VANCOUVER, BC, Coast Salish Territories – The federal government’s “first step” to proceed with the Trans Mountain pipeline and tanker project fails to address the critical issue of Indigenous consultation, says West Coast Environmental Law.
This morning Natural Resources Minister Amarjeet Sohi and Fisheries Minister Jonathan Wilkinson announced plans to launch a new 22-week National Energy Board review aimed at addressing one deficiency identified in the recent Federal Court of Appeal ruling that quashed the project’s approval – the failure to assess the impacts of marine tanker traffic.
The Ministers would not confirm whether the government plans to appeal the ruling to the Supreme Court of Canada, and did not provide any details about their plan for addressing the most significant aspects of the court decision, which relate to the failure to properly consult Indigenous peoples.
“While the government does need to take steps to correct the mistakes in the NEB’s review of marine shipping impacts, we are very concerned about the lack of a concrete plan or timeline for renewed Indigenous consultation – which is a glaring omission,” said Jessica Clogg, Executive Director & Senior Counsel. “The court was very clear that Canada ‘fell well short of the mark’ in its constitutional duty to consult with affected First Nations, and any plan to move forward on Trans Mountain must take that duty seriously.”
During the press conference, Minister Sohi emphasized that there was “no relationship more important” than Canada’s relationship with Indigenous peoples. However, when pressed on the next steps for consulting with Indigenous nations on Trans Mountain, the Ministers only stated that they would be announcing plans in the near future.
“The Federal Court of Appeal decision presents an opportunity for Canada to fundamentally change the way it approaches Indigenous rights in decision-making, but it has to stop aiming for the lowest bar. To fulfill the government’s constitutional obligations, an additional review and consultation process should be developed in collaboration with First Nations – and engaging in meaningful dialogue on key outstanding issues will take much longer than 22 weeks,” Clogg said.

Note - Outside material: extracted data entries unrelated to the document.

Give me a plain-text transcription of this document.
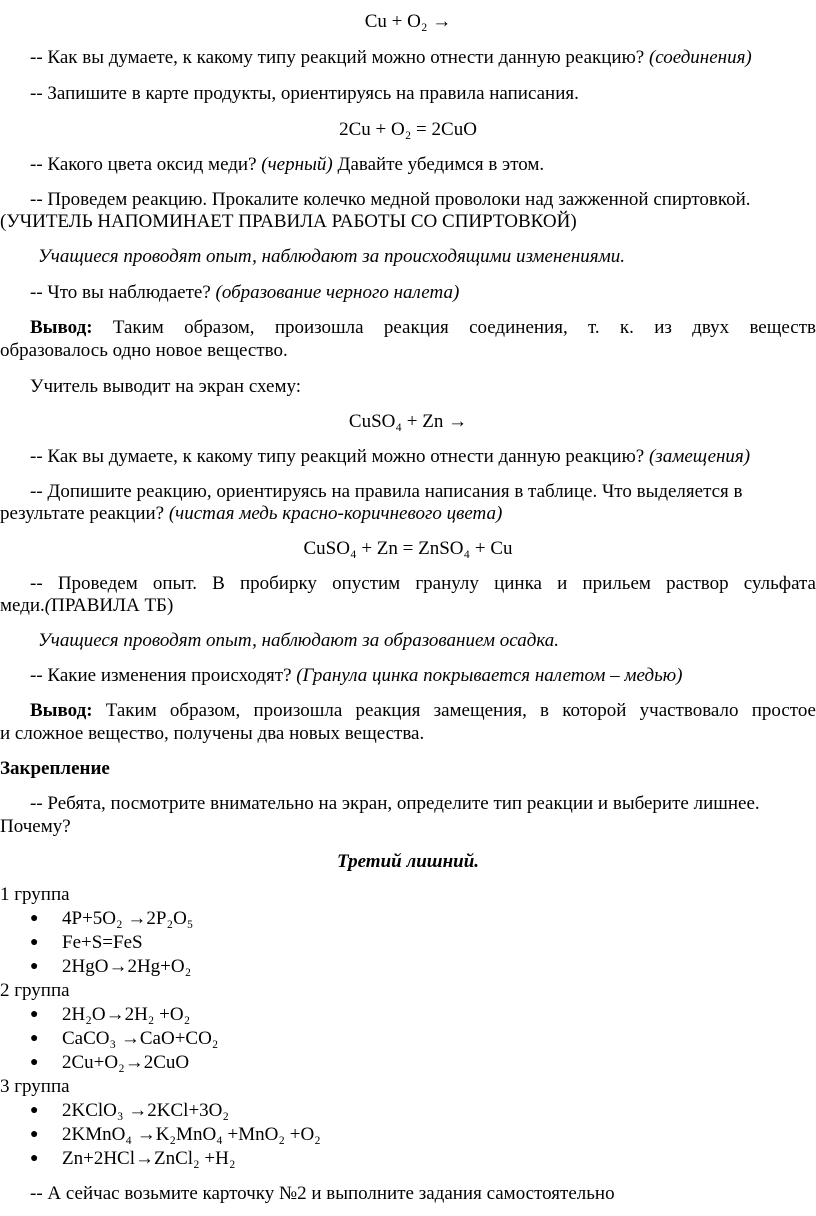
Cu + O₂ →
-- Как вы думаете, к какому типу реакций можно отнести данную реакцию? (соединения)
-- Запишите в карте продукты, ориентируясь на правила написания.
2Cu + O₂ = 2CuO
-- Какого цвета оксид меди? (черный) Давайте убедимся в этом.
-- Проведем реакцию. Прокалите колечко медной проволоки над зажженной спиртовкой.
(УЧИТЕЛЬ НАПОМИНАЕТ ПРАВИЛА РАБОТЫ СО СПИРТОВКОЙ)
Учащиеся проводят опыт, наблюдают за происходящими изменениями.
-- Что вы наблюдаете? (образование черного налета)
Вывод: Таким образом, произошла реакция соединения, т. к. из двух веществ
образовалось одно новое вещество.
Учитель выводит на экран схему:
CuSO₄ + Zn →
-- Как вы думаете, к какому типу реакций можно отнести данную реакцию? (замещения)
-- Допишите реакцию, ориентируясь на правила написания в таблице. Что выделяется в
результате реакции? (чистая медь красно-коричневого цвета)
CuSO₄ + Zn = ZnSO₄ + Cu
-- Проведем опыт. В пробирку опустим гранулу цинка и прильем раствор сульфата
меди.(ПРАВИЛА ТБ)
Учащиеся проводят опыт, наблюдают за образованием осадка.
-- Какие изменения происходят? (Гранула цинка покрывается налетом – медью)
Вывод: Таким образом, произошла реакция замещения, в которой участвовало простое
и сложное вещество, получены два новых вещества.
Закрепление
-- Ребята, посмотрите внимательно на экран, определите тип реакции и выберите лишнее.
Почему?
Третий лишний.
1 группа
● 4P+5O₂ →2P₂O₅
● Fe+S=FeS
● 2HgO→2Hg+O₂
2 группа
● 2H₂O→2H₂ +O₂
● CaCO₃ →CaO+CO₂
● 2Cu+O₂→2CuO
3 группа
● 2KClO₃ →2KCl+3O₂
● 2KMnO₄ →K₂MnO₄ +MnO₂ +O₂
● Zn+2HCl→ZnCl₂ +H₂
-- А сейчас возьмите карточку №2 и выполните задания самостоятельно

As part of the upcoming review of marine shipping impacts, the government says it intends to present to the NEB regarding its recent actions to protect southern resident killer whales, as well as the Oceans Protection Plan. The government will also appoint a special marine technical advisor for the review, and will provide opportunities and funding for public and Indigenous participation.
West Coast lawyers will be watching closely in the coming weeks and months as further plans are revealed.
“We will be evaluating not just whether basic legal requirements are met, but whether the federal government is living up to its own commitment to implement the United Nations Declaration on the Rights of Indigenous Peoples, which establishes free, prior and informed consent as the minimum standard for the outcomes from consultation,” said Clogg.